“Interview at the tearoom in Tierra del Fuego” - Alan talks to Quique Berro Garcia about his career and work with Ant (originally published in #10 of The Pavilion magazine)

TP: First of all, Quique, how did you come to meet Anthony?

QBG I met him in 1978 through Rupert Hine who was a friend of a friend, so that’s how we met. I went to a recording session where he was mixing one of the tracks off the Sides album and we met and became very close friends. We had been playing for two years without doing anything you know, we used to play tennis and then one day we decided to do an album.

TP: That was the Antiques album?

QBG Yeah, that was the Antiques album.

TP: Was it composed entirely as you played it or did Anthony come up with some ideas first and you both develop them?

QBG He had the ideas first and then we developed them and only a couple of the tracks are entirely his; Old Wives Tale and one other, I think. The rest we just did out of our playing and playing again! (laughs). It was meant to be only two or three tracks but it developed into an entire album.

TP: When you compose for your own music, what do you prefer to compose on, a guitar or a piano?

QBG I am not very prolific as a composer, not as much as Anthony but for songs, for example; if I have to do a song, I prefer the keyboards rather than the piano because of the harmonies I think. On guitar it is mainly instrumental music, not songs or the electric guitar I get more inspiration for that kind of thing.

TP: You also worked with Ant on the Slow Waves Soft Stars album…

QBG Yes, that was when I came back to England in 1986 and I played on Beachrunner and End Of The Affair.

TP: And that was just the two of you with acoustic guitars?

QBG Yeah. We had been improvising one evening and Anthony called me and said; “I’ve been listening to the tape and it has some magic moments” and those tracks ended up on the album.

TP: And when you aren’t working with Anthony, when you are in Argentina do you have your own band?

QBG Not at the moment. I used to work with singers. I do mainly recording sessions for rock or whatever. I like rock too you see (laughs) but not the heavy stuff! Or blues and that kind of thing and I also have students; I teach music, classical and pop and rock on guitar.

TP: You have actually had your own band at one time?

QBG Yes, we were fans of The Beatles and Genesis and then we got together with a couple of musicians and we started to do covers of Genesis, Pink Floyd, The Beatles and so on. It was a very good band and it was very successful but it wasn’t my own band with my own music. I didn’t have that.

TP: You have done a couple of C Ds of your own music, and covers including a CD of Beatles covers. Have you ever recorded an album of your own music?

QBG No. I would like to and it’s an idea I have been considering over the past few months that maybe if I put the energy into writing and composing, maybe some solo guitar or keyboards, it could work, I think.

TP: This is something that could work, a lot of people ask me whether you have any recordings of your own.
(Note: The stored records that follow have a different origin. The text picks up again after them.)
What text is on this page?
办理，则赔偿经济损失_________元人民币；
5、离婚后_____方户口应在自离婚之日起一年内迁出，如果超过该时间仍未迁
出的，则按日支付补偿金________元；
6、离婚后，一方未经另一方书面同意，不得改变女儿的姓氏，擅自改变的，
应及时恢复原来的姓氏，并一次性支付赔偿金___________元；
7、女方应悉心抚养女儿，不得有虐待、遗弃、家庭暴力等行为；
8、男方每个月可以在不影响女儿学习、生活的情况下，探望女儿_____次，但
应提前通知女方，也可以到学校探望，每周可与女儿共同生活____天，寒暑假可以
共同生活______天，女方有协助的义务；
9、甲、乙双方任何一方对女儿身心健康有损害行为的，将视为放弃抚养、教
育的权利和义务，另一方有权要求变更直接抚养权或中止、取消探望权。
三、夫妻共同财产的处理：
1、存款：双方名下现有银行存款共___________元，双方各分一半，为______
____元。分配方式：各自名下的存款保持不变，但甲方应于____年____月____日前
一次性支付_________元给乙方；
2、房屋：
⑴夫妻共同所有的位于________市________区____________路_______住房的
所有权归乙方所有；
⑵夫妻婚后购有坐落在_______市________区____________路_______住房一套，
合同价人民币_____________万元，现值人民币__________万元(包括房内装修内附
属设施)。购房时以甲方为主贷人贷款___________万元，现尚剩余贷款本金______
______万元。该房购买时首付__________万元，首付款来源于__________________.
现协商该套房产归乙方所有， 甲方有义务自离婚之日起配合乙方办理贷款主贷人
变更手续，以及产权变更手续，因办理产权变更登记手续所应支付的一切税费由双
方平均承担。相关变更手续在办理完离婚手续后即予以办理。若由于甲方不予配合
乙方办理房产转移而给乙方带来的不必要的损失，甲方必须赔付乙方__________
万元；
The album of Beatles covers is interesting, what made you do that?

QBG That started because I know all the songs because I learned them! The Beatles were my inspiration to become a musician and so I learned a lot from them and as I have told you, I played all of these songs with the group I used to be in, and one day I decided to start recording and see what happened and finally it became a CD. It was a good experience.
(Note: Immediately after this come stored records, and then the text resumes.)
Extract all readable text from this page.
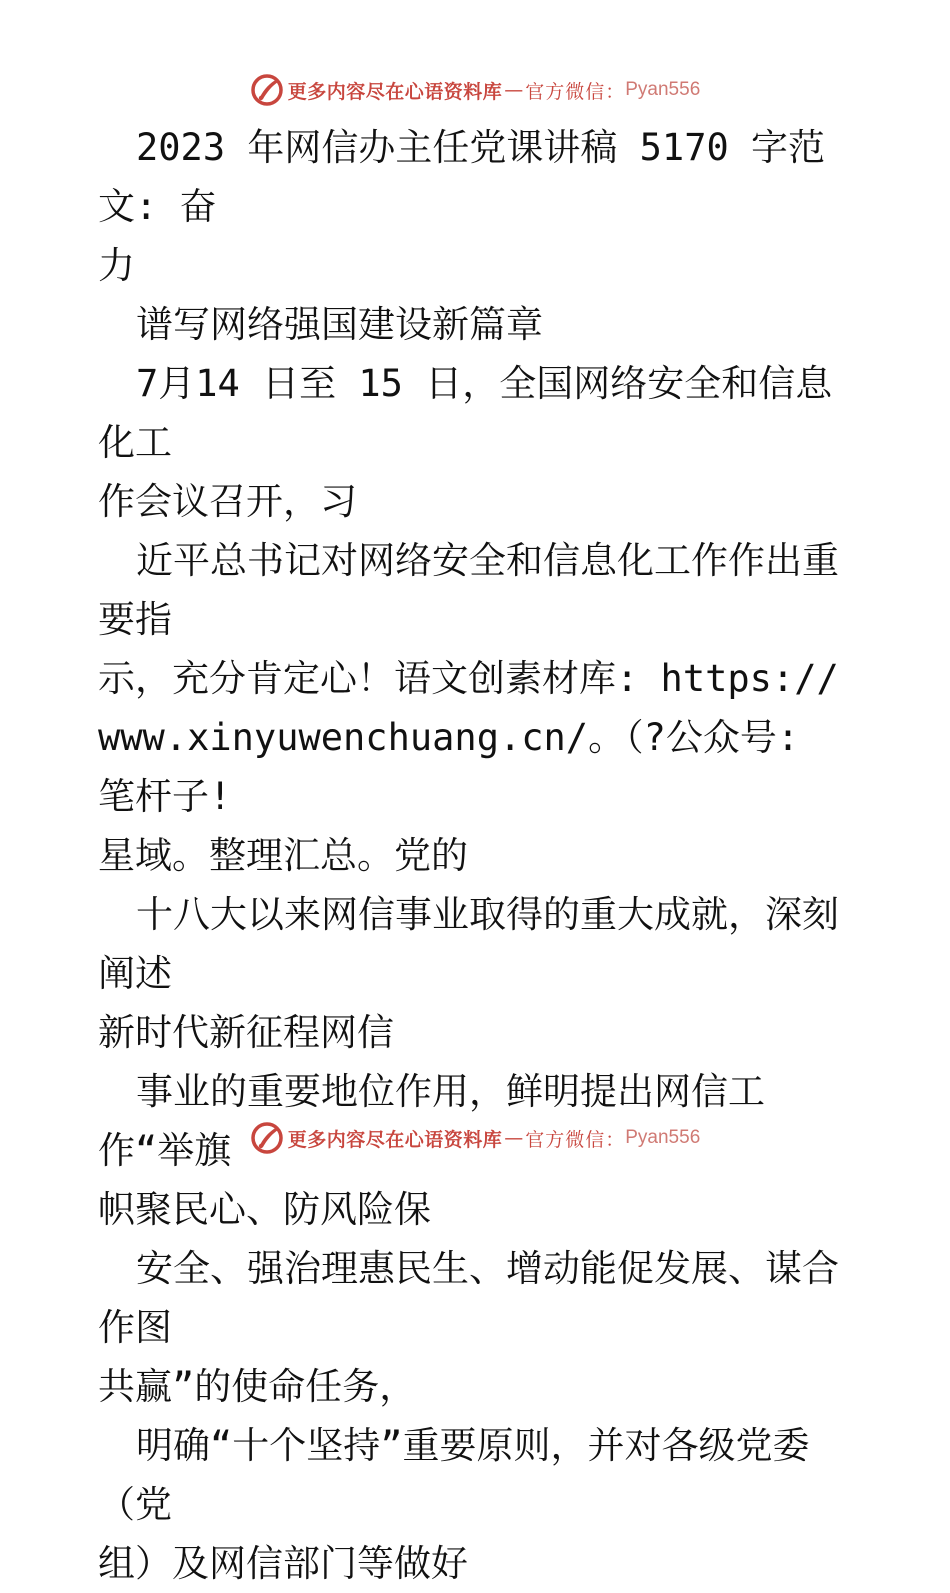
更多内容尽在心语资料库 — 官方微信： Pyan556

2023 年网信办主任党课讲稿 5170 字范文: 奋

力

谱写网络强国建设新篇章

7月14 日至 15 日，全国网络安全和信息化工

作会议召开，习

近平总书记对网络安全和信息化工作作出重要指

示，充分肯定心！语文创素材库: https://

www.xinyuwenchuang.cn/。（?公众号: 笔杆子!

星域。整理汇总。党的

十八大以来网信事业取得的重大成就，深刻阐述

新时代新征程网信

事业的重要地位作用，鲜明提出网信工作“举旗

帜聚民心、防风险保

安全、强治理惠民生、增动能促发展、谋合作图

共赢”的使命任务，

明确“十个坚持”重要原则，并对各级党委（党

组）及网信部门等做好

更多内容尽在心语资料库 — 官方微信： Pyan556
TP: What do you find so special about The Beatles’s music and Anthony’s music?

QBG Well, I don’t know. In the case of The Beatles it was the music of my generation I suppose. I also used to listen to classical music, my father was a classical musician so I listened to a lot of that; Chopin, Rachmaninov, Brahms. I loved it but when I was twelve or thirteen I remember a friend of mine asking me: “have you heard The Beatles? The new group from Liverpool?” and I said “no”. He had the record Please, Please Me and I couldn’t believe it and became a fan and for years I had been studying and I studied Genesis and all that kind of music. I liked Anthony’s music very much and I thought I would never get the chance to meet him (I know the feeling - AH) and so when we met I nearly died! When he offered me the chance to play with him on one of his albums I was delighted and I think he is one of the most interesting musicians I have worked with live.

TP: What do you think of modern “pop” music?

QBG Well, I don’t really like much of what they record these days. I think the market has changed a lot and you have to meet certain targets these days but I think they have improved the sounds and the technology a lot, but not the music. If you compare it with the music of the Seventies or even the Eighties, it hasn’t got the same soul.